What Washington should be doing is talking to leaders of the Islamic Courts to ensure Somalia is not used as a new base for al-Qaeda operations. This is a fair request that can be sweetened by offers of financial support and assurances the Ethiopians will be leashed. But this appears too subtle for the administration’s ham-handed crusaders who have already blundered into two lost wars and are now courting a third.
The advisability of our involvement in this conflict hinges on the plausibility of the suggestions in that final paragraph, their ability to accomplish the desired outcomes, as well as the credibility of the evidence of al-Qaeda's presence in Somalia pre-Ethiopian incursion. In Part III, I'll attempt to take a closer look at those issues.
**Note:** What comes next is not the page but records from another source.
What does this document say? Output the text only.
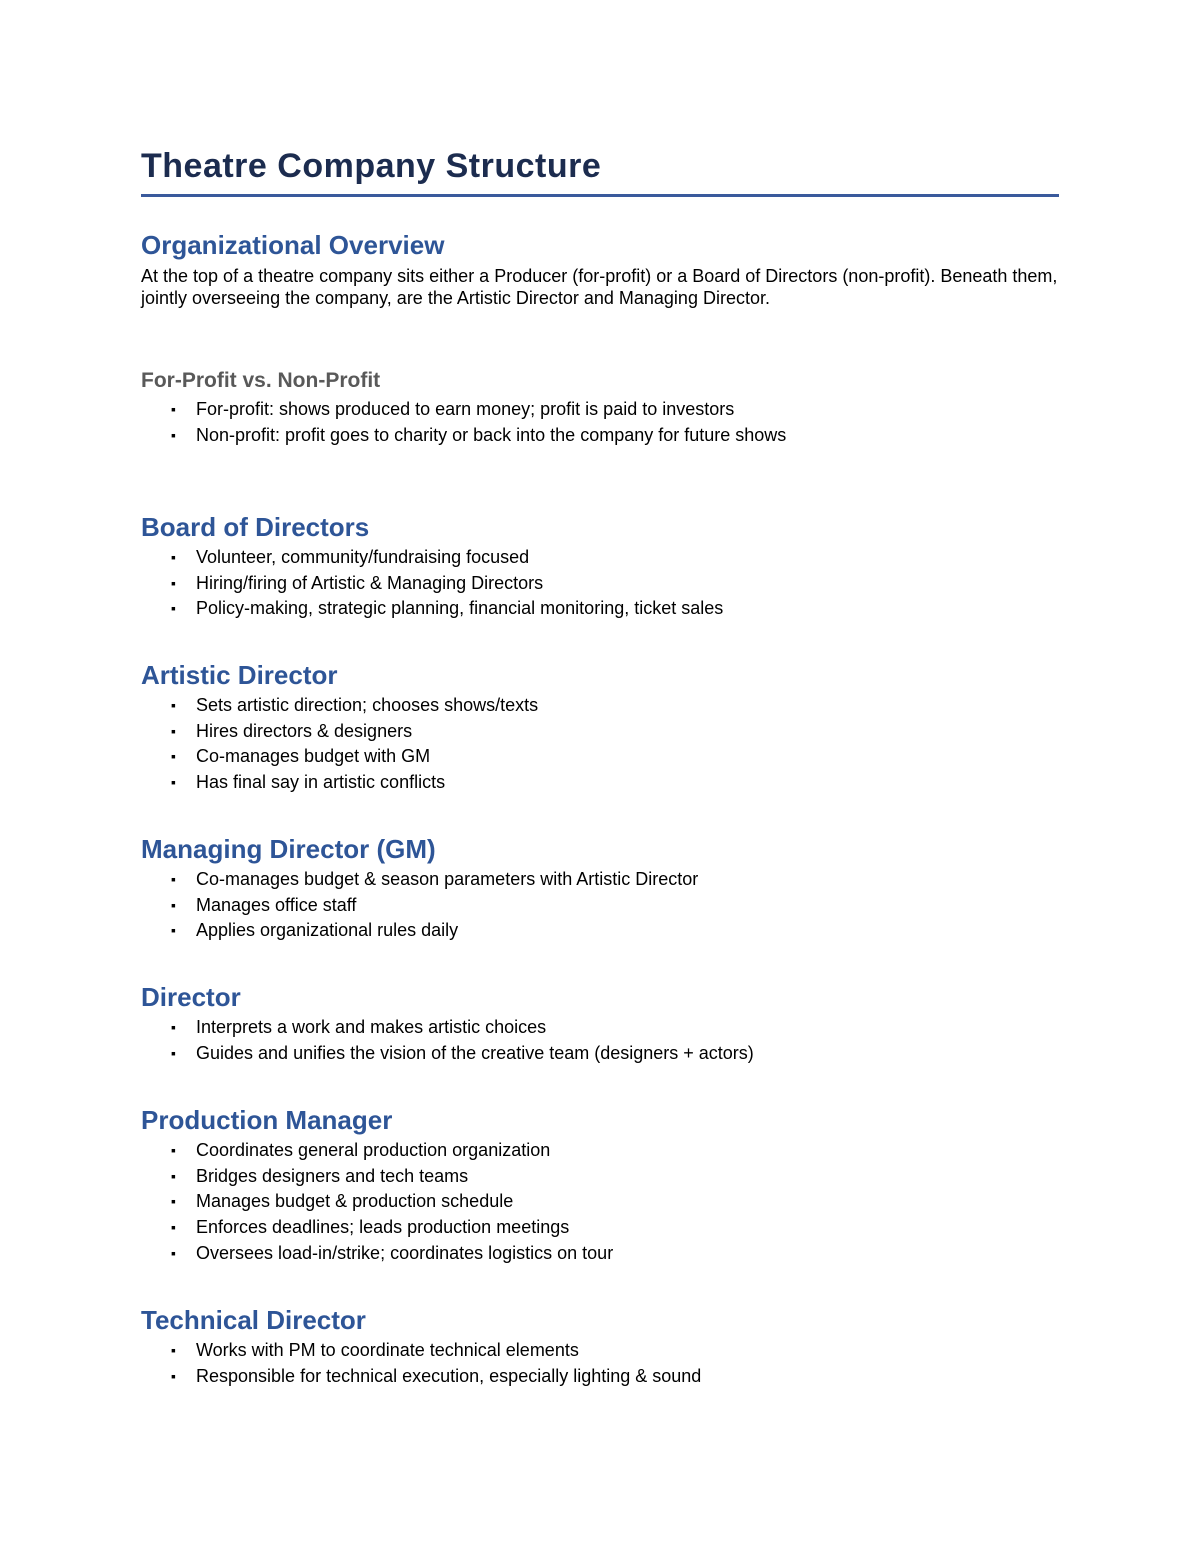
Theatre Company Structure
Organizational Overview

At the top of a theatre company sits either a Producer (for-profit) or a Board of Directors (non-profit). Beneath them, jointly overseeing the company, are the Artistic Director and Managing Director.

For-Profit vs. Non-Profit
▪ For-profit: shows produced to earn money; profit is paid to investors
▪ Non-profit: profit goes to charity or back into the company for future shows
Board of Directors
▪ Volunteer, community/fundraising focused
▪ Hiring/firing of Artistic & Managing Directors
▪ Policy-making, strategic planning, financial monitoring, ticket sales
Artistic Director
▪ Sets artistic direction; chooses shows/texts
▪ Hires directors & designers
▪ Co-manages budget with GM
▪ Has final say in artistic conflicts
Managing Director (GM)
▪ Co-manages budget & season parameters with Artistic Director
▪ Manages office staff
▪ Applies organizational rules daily
Director
▪ Interprets a work and makes artistic choices
▪ Guides and unifies the vision of the creative team (designers + actors)
Production Manager
▪ Coordinates general production organization
▪ Bridges designers and tech teams
▪ Manages budget & production schedule
▪ Enforces deadlines; leads production meetings
▪ Oversees load-in/strike; coordinates logistics on tour
Technical Director
▪ Works with PM to coordinate technical elements
▪ Responsible for technical execution, especially lighting & sound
Regardless, though, we should be mindful of the partner we have chosen to ride shotgun in this affair: Ethiopia is headed by a repressive regime that is no paragon of democracy, freedom or enlightened altruism. It has regional ambitions that should not be overlooked. Ethiopia doesn't fit well within the tidy good vs. evil narrative so preferred by certain pundits. Portraying Ethiopia as a well-intentioned and concerned onlooker interested in the betterment of Somalia's fragile political condition would be willful ignorance. Ignoring the conflict of interest inherent in Ethiopia's intervention would be foolhardy.